“Fishball revolution”, la rivolta dei venditori di polpette ad Hong Kong
09 Febbraio 2016
di redazione
Una notte di fuoco a Hong Kong. Disordini e tafferugli quando è scattata una operazione per ‘ripulire’ il quartiere di Mong Kok dai venditori di strada. Secondo la polizia, agli scontri avrebbero partecipato anche “elementi radicali”. E la cosa avrebbe indotto gli agenti a sparare colpi di pistola in aria. Il vicecapo del distretto di polizia ha infatti dichiarato: «Elementi radicali sono arrivati con armi improprie e scudi per provocare incidenti, la situazione è sfuggita al controllo e abbiamo dovuto sparare due colpi d’avvertimento».
L’episodio fa discutere perché normalmente le forze dell’ordine a Hong Kong ricorrono alla forza solo in casi straordinari. Nel 2014, dopo l’ondata di protesta democratica che per 11 settimane vide le strade del centro occupate dai manifestanti che chiedevano elezioni libere, si è aperto un solco di sfiducia. I disordini hanno portato 23 arresti e una cinquantina di feriti, tra i quali quattro giornalisti e fotoreporter che dicono di essere stati colpiti a manganellate dagli agenti. La polizia ha denunciato 48 feriti tra i suoi uomini.

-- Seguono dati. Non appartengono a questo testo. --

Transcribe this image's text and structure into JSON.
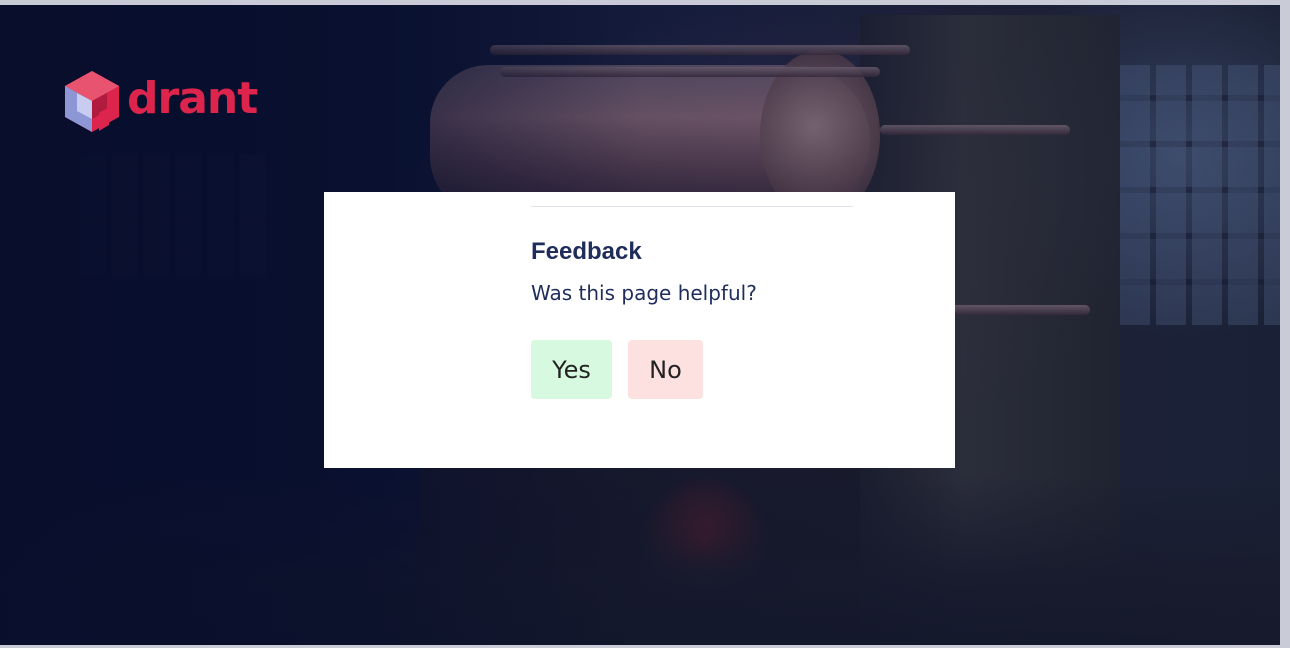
{
  "brand": {
    "logo_text": "drant",
    "logo_icon": "qdrant-cube-icon",
    "accent_color": "#dc244c"
  },
  "feedback": {
    "title": "Feedback",
    "question": "Was this page helpful?",
    "yes_label": "Yes",
    "no_label": "No",
    "title_color": "#1f2d5c",
    "yes_color": "#d6f9df",
    "no_color": "#fde0e0"
  }
}
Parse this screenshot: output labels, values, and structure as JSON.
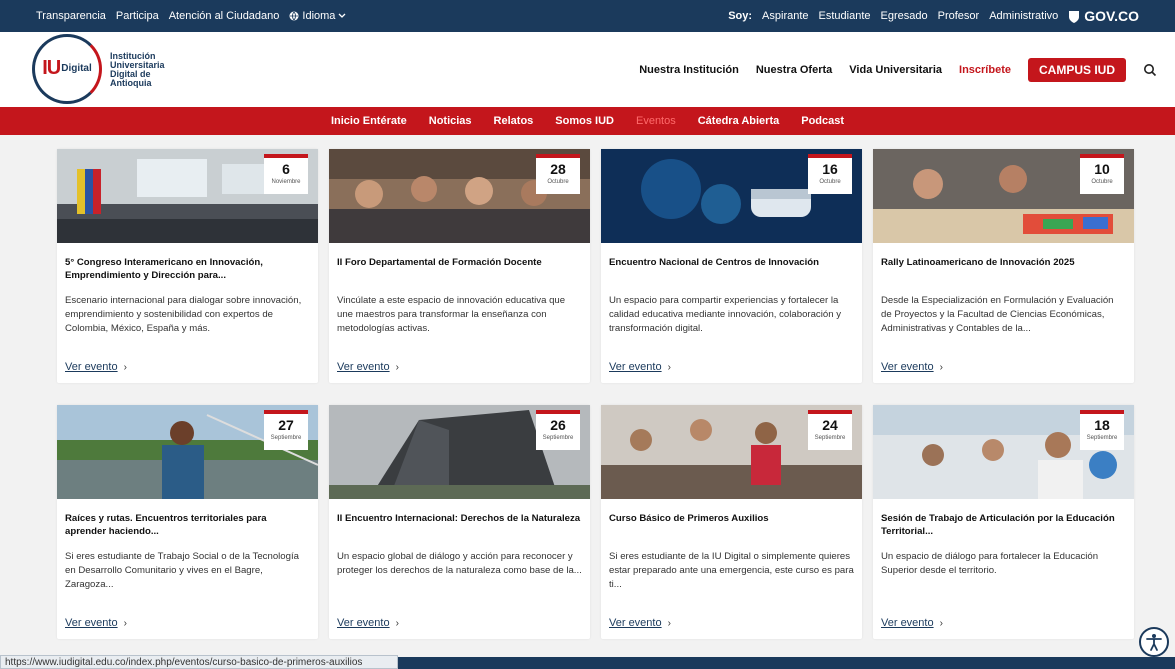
{
  "topbar": {
    "links": [
      "Transparencia",
      "Participa",
      "Atención al Ciudadano"
    ],
    "language": "Idioma",
    "soy_label": "Soy:",
    "profiles": [
      "Aspirante",
      "Estudiante",
      "Egresado",
      "Profesor",
      "Administrativo"
    ],
    "govco": "GOV.CO"
  },
  "logo": {
    "iu": "IU",
    "digital": "Digital",
    "name": "Institución Universitaria Digital de Antioquia"
  },
  "nav": {
    "items": [
      "Nuestra Institución",
      "Nuestra Oferta",
      "Vida Universitaria"
    ],
    "inscribete": "Inscríbete",
    "campus": "CAMPUS IUD"
  },
  "subnav": {
    "items": [
      "Inicio Entérate",
      "Noticias",
      "Relatos",
      "Somos IUD",
      "Eventos",
      "Cátedra Abierta",
      "Podcast"
    ],
    "active_index": 4
  },
  "cards": [
    {
      "day": "6",
      "month": "Noviembre",
      "title": "5° Congreso Interamericano en Innovación, Emprendimiento y Dirección para...",
      "desc": "Escenario internacional para dialogar sobre innovación, emprendimiento y sostenibilidad con expertos de Colombia, México, España y más.",
      "link": "Ver evento"
    },
    {
      "day": "28",
      "month": "Octubre",
      "title": "II Foro Departamental de Formación Docente",
      "desc": "Vincúlate a este espacio de innovación educativa que une maestros para transformar la enseñanza con metodologías activas.",
      "link": "Ver evento"
    },
    {
      "day": "16",
      "month": "Octubre",
      "title": "Encuentro Nacional de Centros de Innovación",
      "desc": "Un espacio para compartir experiencias y fortalecer la calidad educativa mediante innovación, colaboración y transformación digital.",
      "link": "Ver evento"
    },
    {
      "day": "10",
      "month": "Octubre",
      "title": "Rally Latinoamericano de Innovación 2025",
      "desc": "Desde la Especialización en Formulación y Evaluación de Proyectos y la Facultad de Ciencias Económicas, Administrativas y Contables de la...",
      "link": "Ver evento"
    },
    {
      "day": "27",
      "month": "Septiembre",
      "title": "Raíces y rutas. Encuentros territoriales para aprender haciendo...",
      "desc": "Si eres estudiante de Trabajo Social o de la Tecnología en Desarrollo Comunitario y vives en el Bagre, Zaragoza...",
      "link": "Ver evento"
    },
    {
      "day": "26",
      "month": "Septiembre",
      "title": "II Encuentro Internacional: Derechos de la Naturaleza",
      "desc": "Un espacio global de diálogo y acción para reconocer y proteger los derechos de la naturaleza como base de la...",
      "link": "Ver evento"
    },
    {
      "day": "24",
      "month": "Septiembre",
      "title": "Curso Básico de Primeros Auxilios",
      "desc": "Si eres estudiante de la IU Digital o simplemente quieres estar preparado ante una emergencia, este curso es para ti...",
      "link": "Ver evento"
    },
    {
      "day": "18",
      "month": "Septiembre",
      "title": "Sesión de Trabajo de Articulación por la Educación Territorial...",
      "desc": "Un espacio de diálogo para fortalecer la Educación Superior desde el territorio.",
      "link": "Ver evento"
    }
  ],
  "status_url": "https://www.iudigital.edu.co/index.php/eventos/curso-basico-de-primeros-auxilios",
  "colors": {
    "primary": "#1b3a5c",
    "accent": "#c4161c"
  }
}
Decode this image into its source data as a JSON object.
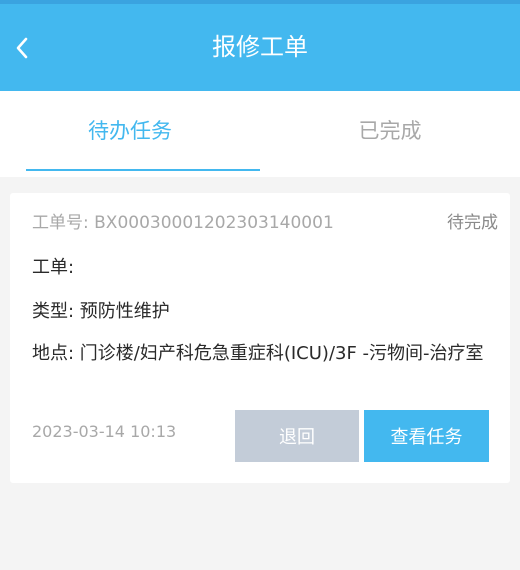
{
  "header": {
    "title": "报修工单",
    "back_icon": "chevron-left-icon",
    "color": "#43b8ef"
  },
  "tabs": [
    {
      "label": "待办任务",
      "active": true
    },
    {
      "label": "已完成",
      "active": false
    }
  ],
  "order": {
    "number_label": "工单号: BX0003000120230314000​1",
    "status": "待完成",
    "name_line": "工单:",
    "type_line": "类型: 预防性维护",
    "location_line": "地点: 门诊楼/妇产科危急重症科(ICU)/3F -污物间-治疗室",
    "datetime": "2023-03-14 10:13",
    "return_label": "退回",
    "view_label": "查看任务"
  },
  "colors": {
    "accent": "#43b8ef",
    "secondary_button": "#c3ccd8",
    "muted_text": "#a8a8a8"
  }
}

Lo scopo delle forze dell’ordine era ripulire Mong Kok dai troppi venditori di strada, soprattutto quelli che offrono cibo. Le fish ball, polpette di pesce, sono uno dei cibi di strada venduti a Hong Kong e i banchetti, senza licenza commerciale, che li offrono, erano proprio tra gli obiettivi dell’operazione. Secondo gli attivisti di Hong Kong, Indigenous, un movimento locale anti-cinese, invece, l’obiettivo è quello di cancellare passo dopo passo la cultura locale, trasformando Hong Kong in una «città completamente cinese». Lancio di mattoni, bottiglie, e barricate alzate con i cassoni della spazzatura: ecco la risposta. Ci sono stati anche roghi di cassonetti e pneumatici.
Le immagini riprese da fotoreporter e tv locali hanno trasformato l’episodio in polemica politica: su Twitter è stato subito creato l’hashtag #FishballRevolution. Che ricorda quello dei mesi della protesta del 2014, il cui simbolo erano diventati gli ombrelli gialli usati per proteggersi dagli spray urticanti della polizia, #UmbrellaRevolution.